La Difesa della Poesia (A Defence of Poetry) è un'opera teorico-letteraria di Percy Bysshe Shelley.
Fu composta nel 1821, un anno prima della sua morte. Per questo viene considerata il suo testamento spirituale e costituisce uno dei punti di arrivo dell'estetica etica romantica, di cui rappresenta il lascito.
Ha al centro del tema il motivo dell'immaginazione, che per Shelley è l'organo della natura morale dell'anima. Lo scritto, a cui Shelley non poté dare una stesura definitiva, si sviluppa come i saggi di Francis Bacon, portando gradualmente alla luce i vari aspetti del tema trattato.
Insieme a valutazioni storiche e ad analisi diacroniche della poesia, da Omero a Dante a John Milton, ci sono, nello scritto, considerazioni sulla natura del linguaggio, esplorazioni degli effetti individuali e sociali della poesia.
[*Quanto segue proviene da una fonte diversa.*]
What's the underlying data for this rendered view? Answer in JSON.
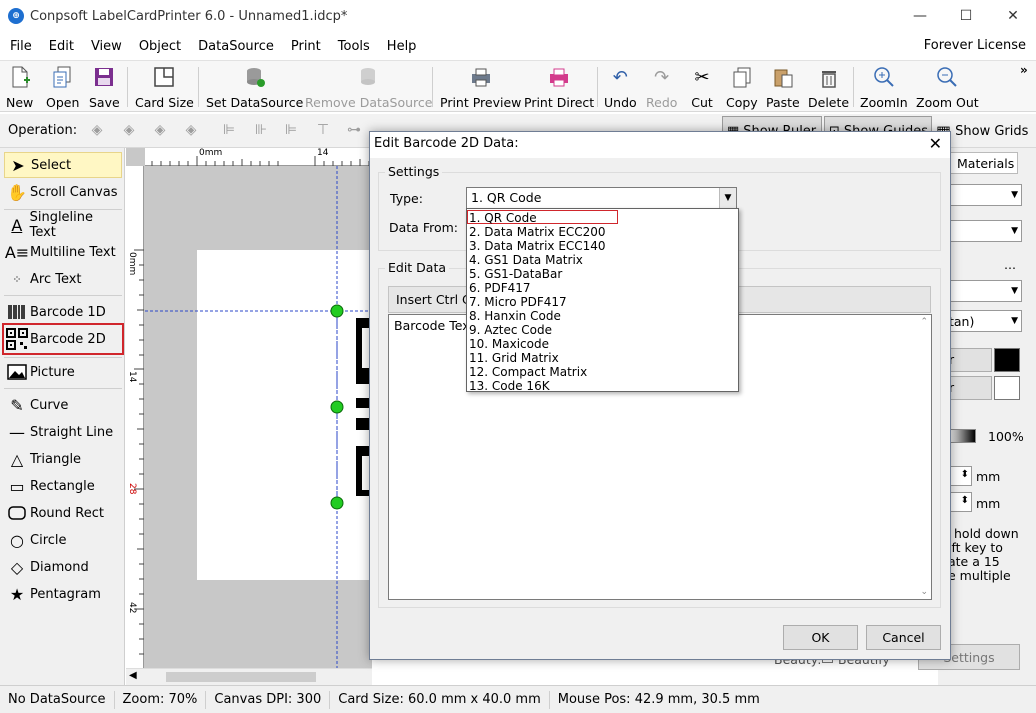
{
  "window": {
    "title": "Conpsoft LabelCardPrinter 6.0 - Unnamed1.idcp*",
    "minimize": "—",
    "maximize": "☐",
    "close": "✕"
  },
  "menu": {
    "items": [
      "File",
      "Edit",
      "View",
      "Object",
      "DataSource",
      "Print",
      "Tools",
      "Help"
    ],
    "license": "Forever License"
  },
  "toolbar": {
    "new": "New",
    "open": "Open",
    "save": "Save",
    "card_size": "Card Size",
    "set_datasource": "Set DataSource",
    "remove_datasource": "Remove DataSource",
    "print_preview": "Print Preview",
    "print_direct": "Print Direct",
    "undo": "Undo",
    "redo": "Redo",
    "cut": "Cut",
    "copy": "Copy",
    "paste": "Paste",
    "delete": "Delete",
    "zoomin": "ZoomIn",
    "zoomout": "Zoom Out",
    "more": "»"
  },
  "operation": {
    "label": "Operation:",
    "show_ruler": "Show Ruler",
    "show_guides": "Show Guides",
    "show_grids": "Show Grids"
  },
  "tools": {
    "select": "Select",
    "scroll_canvas": "Scroll Canvas",
    "singleline_text": "Singleline Text",
    "multiline_text": "Multiline Text",
    "arc_text": "Arc Text",
    "barcode_1d": "Barcode 1D",
    "barcode_2d": "Barcode 2D",
    "picture": "Picture",
    "curve": "Curve",
    "straight_line": "Straight Line",
    "triangle": "Triangle",
    "rectangle": "Rectangle",
    "round_rect": "Round Rect",
    "circle": "Circle",
    "diamond": "Diamond",
    "pentagram": "Pentagram"
  },
  "rulers": {
    "h0": "0mm",
    "h14": "14",
    "v0": "0mm",
    "v14": "14",
    "v28": "28",
    "v42": "42"
  },
  "right_panel": {
    "materials_tab": "Materials",
    "percent": "100%",
    "unit1": "mm",
    "unit2": "mm",
    "hint_lines": [
      "hold down",
      "ift key to",
      "ate a 15",
      "e multiple"
    ],
    "font_partial": "tan)",
    "r1": "r",
    "r2": "r",
    "beauty_label": "Beauty:",
    "beauty_check": "Beautify",
    "settings_btn": "Settings"
  },
  "status": {
    "datasource": "No DataSource",
    "zoom": "Zoom: 70%",
    "dpi": "Canvas DPI: 300",
    "card_size": "Card Size: 60.0 mm x 40.0 mm",
    "mouse_pos": "Mouse Pos: 42.9 mm, 30.5 mm"
  },
  "dialog": {
    "title": "Edit Barcode 2D Data:",
    "settings_group": "Settings",
    "type_label": "Type:",
    "type_value": "1.  QR Code",
    "data_from_label": "Data From:",
    "edit_data_group": "Edit Data",
    "insert_button": "Insert Ctrl Cl",
    "text_content": "Barcode Text",
    "ok": "OK",
    "cancel": "Cancel",
    "type_options": [
      "1.  QR Code",
      "2.  Data Matrix ECC200",
      "3.  Data Matrix ECC140",
      "4.  GS1 Data Matrix",
      "5.  GS1-DataBar",
      "6.  PDF417",
      "7.  Micro PDF417",
      "8.  Hanxin Code",
      "9.  Aztec Code",
      "10.  Maxicode",
      "11.  Grid Matrix",
      "12.  Compact Matrix",
      "13.  Code 16K"
    ]
  },
  "colors": {
    "accent_red": "#d0262c",
    "handle_green": "#22cc22",
    "select_bg": "#fff7c4"
  }
}
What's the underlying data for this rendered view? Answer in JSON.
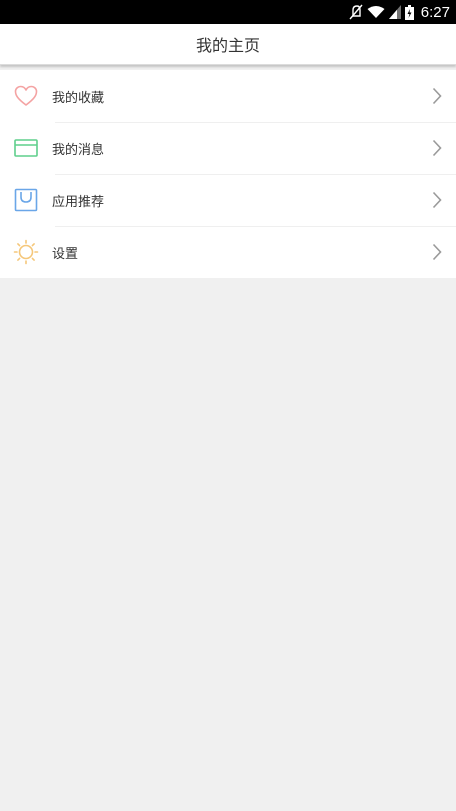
{
  "status_bar": {
    "time": "6:27",
    "icons": [
      "mute-icon",
      "wifi-icon",
      "signal-icon",
      "battery-icon"
    ]
  },
  "header": {
    "title": "我的主页"
  },
  "menu": {
    "items": [
      {
        "label": "我的收藏",
        "icon": "heart-icon",
        "icon_color": "#f4a3a3"
      },
      {
        "label": "我的消息",
        "icon": "envelope-icon",
        "icon_color": "#5fcf8c"
      },
      {
        "label": "应用推荐",
        "icon": "shopping-bag-icon",
        "icon_color": "#6aa6e8"
      },
      {
        "label": "设置",
        "icon": "sun-icon",
        "icon_color": "#f5c77a"
      }
    ],
    "chevron_icon": "chevron-right-icon",
    "chevron_color": "#9a9a9a"
  },
  "colors": {
    "page_background": "#f0f0f0",
    "card_background": "#ffffff",
    "status_bar": "#000000"
  }
}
Ufficio della poesia è quello di fornire una religione dell'umanità, di ravvivare, con la sua azione, l'amore tra i popoli e tra gli individui. Shelley va contro la stolida devozione dei tempi moderni, meccanizzati e industrializzati, opponendo, al senso dell'utile e all'egoismo, un inno che ha un'implicita voce di fratellanza civile. "Il più infallibile araldo, compagno e seguace di un grande popolo che si risveglia perché chiamato ad operare un benefico cambiamento nel pensiero e nelle istituzioni, è la Poesia", scrive alla fine l'autore.
La Difesa della Poesia contiene inoltre una ricchezza ed intensità di immagini che ne fanno non solo un'opera sulla poesia ma anche un'opera di poesia. Il saggio non è solo una riflessione libresca o ancorata ad un certo platonismo, di cui pure è imbevuto, ma respira il battito della sua epoca e contiene "in nuce" tutta una concezione della modernità, quale poi sarà analizzata da Baudelaire e dai simbolisti francesi.